La Sixième suite en Ré a sans doute été composée pour un autre instrument que le violoncelle, mais on sait pas trop lequel. Assurément un truc avec cinq cordes, pas quatre. Jean de Spengler qui, en dépit de sa carrière brillante, doit être un peu foufou, au moins les soirs de pleine lune, l’a été doublement dans le cadre de ce projet : il a commandé un instrument spécial copié par le luthier qui a créé son violoncelle, folie un ; folie deux, il a travaillé dessus et a renoncé à l’utiliser car ça manquait de graves.
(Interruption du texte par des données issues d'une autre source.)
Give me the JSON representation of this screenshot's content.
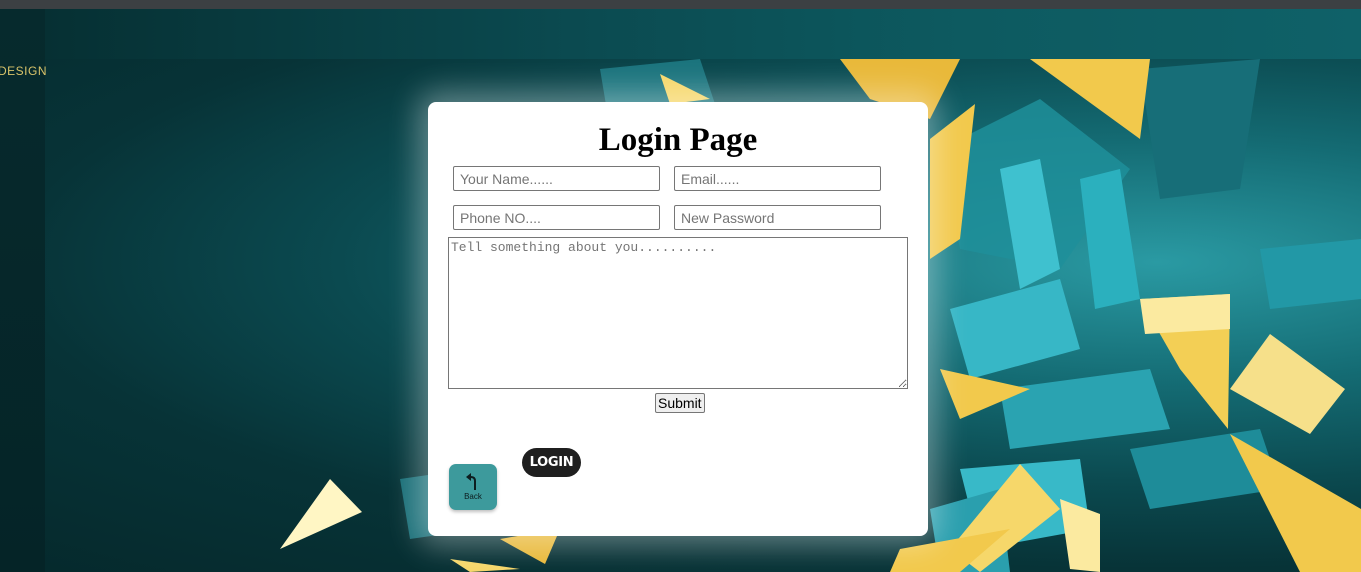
{
  "brand": {
    "text": "DESIGN",
    "color": "#d8c46a"
  },
  "form": {
    "title": "Login Page",
    "name_placeholder": "Your Name......",
    "email_placeholder": "Email......",
    "phone_placeholder": "Phone NO....",
    "password_placeholder": "New Password",
    "about_placeholder": "Tell something about you..........",
    "submit_label": "Submit"
  },
  "buttons": {
    "back_label": "Back",
    "back_icon": "back-arrow-icon",
    "login_label": "LOGIN"
  },
  "colors": {
    "background_teal": "#0b4a50",
    "crystal_gold": "#f2c94c",
    "back_button": "#3d9a9c",
    "login_button": "#1f1f1f"
  }
}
Autant dire que cette série, à peu près impossible à jouer, notamment dès le Prélude, sur un instrument normé, est le point culminant d’où l’on a hâte de jauger, non sans vice, le zozo qui s’y aventure.
Jean de Spengler la prend à bras-le-corps, cette suite. Dès le troisième temps de la troisième mesure, il marque sa présence en ajoutant une croche pointée pour détricoter la régularité attendue. Croyez-moi sur parole : le choix du swing ne va pas s’arrêter là. Quand d’autres préfèrent énoncer doctement cet Allegro moderato, ici, l’interprète s’emploie à le balancer, quitte à feindre de trébucher (0’27), mais sans craindre les aigus très bien sonnants de son instrument. On se réjouit des accents qu’il pose, énergisant de la sorte un discours d’une rare richesse et dont les traits les plus évidemment virtuoses galvanisent le musicien. L’Allemande, résolument aiguë, est jouée sans hâte et sans rigorisme ; ainsi contraste-t-elle plein pot avec une Courante lâchée prompte et surtout fougueuse. Cela exonère l’artiste des remarques de gourmandeurs pointilleux qui dénonceraient tel passage comme à 3’28 « où certaines notes semblent savonnées » car, pfff, c’est du vivant ; partant, ce qui compte, c’est que la musique transmette l’émotion de l’énergie – si, en plus, elle permet au pseudocritique de feindre d’avoir pieusement tout écouté, il doit en être tout ébaubi, l’idiot. La Sarabande en 3/2 avec ses étonnantes séquences de trois à quatre notes arpégées n’empêche pas l’artiste, malgré le danger théorique du concert, de faire l’effort de la nuance, fût-ce ponctuellement au détriment du mimi tout plein – du coup, l’on entend sans doute ici la sarabande la plus palpitante de la livraison. Or, pas le choix : faut aussi pétiller pour les Gavottes, avec leurs arpèges hénaurmes et obsédants (I) ou leurs accords à pédale (II). On apprécie que la dernière Gigue soukousse non seulement parce que les contrastes pulsent mais aussi parce que les nuances sont toujours aussi soignées et parlantes.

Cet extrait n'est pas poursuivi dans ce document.